The police should never be involved in the delivery of therapeutic interventions in planned, non-emergency, community mental health care

  • This is not the same as saying joint working with the police must stop – joint working is critical. Indeed, we will be working with experts by experience, clinicians and policing colleagues to agree a National Partnership Agreement that sets out principles for joint working with police.
  • Police may come into contact with people who have engaged in criminalised behaviour while carrying out their statutory obligations. This must not be conflated with active and routine involvement of police in mental health services.
  • It is clear the employment or secondment or otherwise embedding of police officers within CMHTs as part of routine appointments is not appropriate.

The use of sanctions (criminal or otherwise), withholding care and otherwise punitive approaches.

In September 2022 NICE published an update to its guideline on ‘Self harm: assessment, management and preventing recurrence’. This states: “Do not use aversive treatment, punitive approaches or criminal justice approaches such as community protection notices, criminal behaviour orders or prosecution for high service use as an intervention for frequent self-harm episodes.” NICE states that this amounts to malpractice.
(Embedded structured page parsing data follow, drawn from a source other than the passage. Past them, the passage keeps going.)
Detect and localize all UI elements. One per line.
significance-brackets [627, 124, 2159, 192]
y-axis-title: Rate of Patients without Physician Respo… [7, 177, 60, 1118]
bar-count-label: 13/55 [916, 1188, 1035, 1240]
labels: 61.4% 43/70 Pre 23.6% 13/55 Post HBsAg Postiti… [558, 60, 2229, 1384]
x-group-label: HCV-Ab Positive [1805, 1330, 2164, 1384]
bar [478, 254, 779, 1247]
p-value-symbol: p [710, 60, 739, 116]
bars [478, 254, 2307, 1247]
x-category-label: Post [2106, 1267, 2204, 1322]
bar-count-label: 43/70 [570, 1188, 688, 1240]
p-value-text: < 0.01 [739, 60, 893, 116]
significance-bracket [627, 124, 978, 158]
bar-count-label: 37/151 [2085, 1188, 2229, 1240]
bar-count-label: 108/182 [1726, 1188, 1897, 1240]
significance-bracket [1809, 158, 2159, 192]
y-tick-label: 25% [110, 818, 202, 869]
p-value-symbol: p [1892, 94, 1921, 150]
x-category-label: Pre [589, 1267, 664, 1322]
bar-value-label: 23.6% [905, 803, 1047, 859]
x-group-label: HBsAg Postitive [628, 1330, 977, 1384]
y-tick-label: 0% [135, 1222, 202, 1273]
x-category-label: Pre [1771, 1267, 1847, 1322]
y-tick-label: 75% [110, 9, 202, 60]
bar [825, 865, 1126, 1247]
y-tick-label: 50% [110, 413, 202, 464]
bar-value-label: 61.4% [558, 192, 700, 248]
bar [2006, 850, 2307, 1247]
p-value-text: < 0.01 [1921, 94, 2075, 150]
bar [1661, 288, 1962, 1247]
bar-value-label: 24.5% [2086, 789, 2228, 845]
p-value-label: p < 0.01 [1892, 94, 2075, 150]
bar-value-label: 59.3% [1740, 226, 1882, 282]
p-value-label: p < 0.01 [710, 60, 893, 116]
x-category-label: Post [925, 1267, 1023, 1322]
Examples that have emerged and must stop include:

  1. behavioural contracts or similar: making patients sign contracts about how they will behave (for example with threat of removing access to services if they do not comply)
  2. threat of withholding or withdrawing services as a deterrent, or more broadly to elicit desired behaviour
  3. anticipatory care plans which instruct mental health staff or other agencies not to see a patient during psychiatric or medical emergencies
  4. criminal sanctions (for example, community protection orders, behaviour orders, bail conditions, arrests, charges, cautions, prosecutions or imprisonment) applied in response to people presenting to health services, or deemed to be doing so, regularly.

Discriminatory practices and attitudes towards patients who express self harm behaviours, suicidality and/or those who are deemed ‘high intensity users’.

Discriminatory and un-evidenced beliefs regarding people with complex mental illnesses and ‘high intensity needs’ must be challenged. Examples of practices that need to end include:

  • Labelling of patients by professionals as ‘manipulative’ and ‘attention seeking’.
  • Telling patients that they have capacity to take their own life.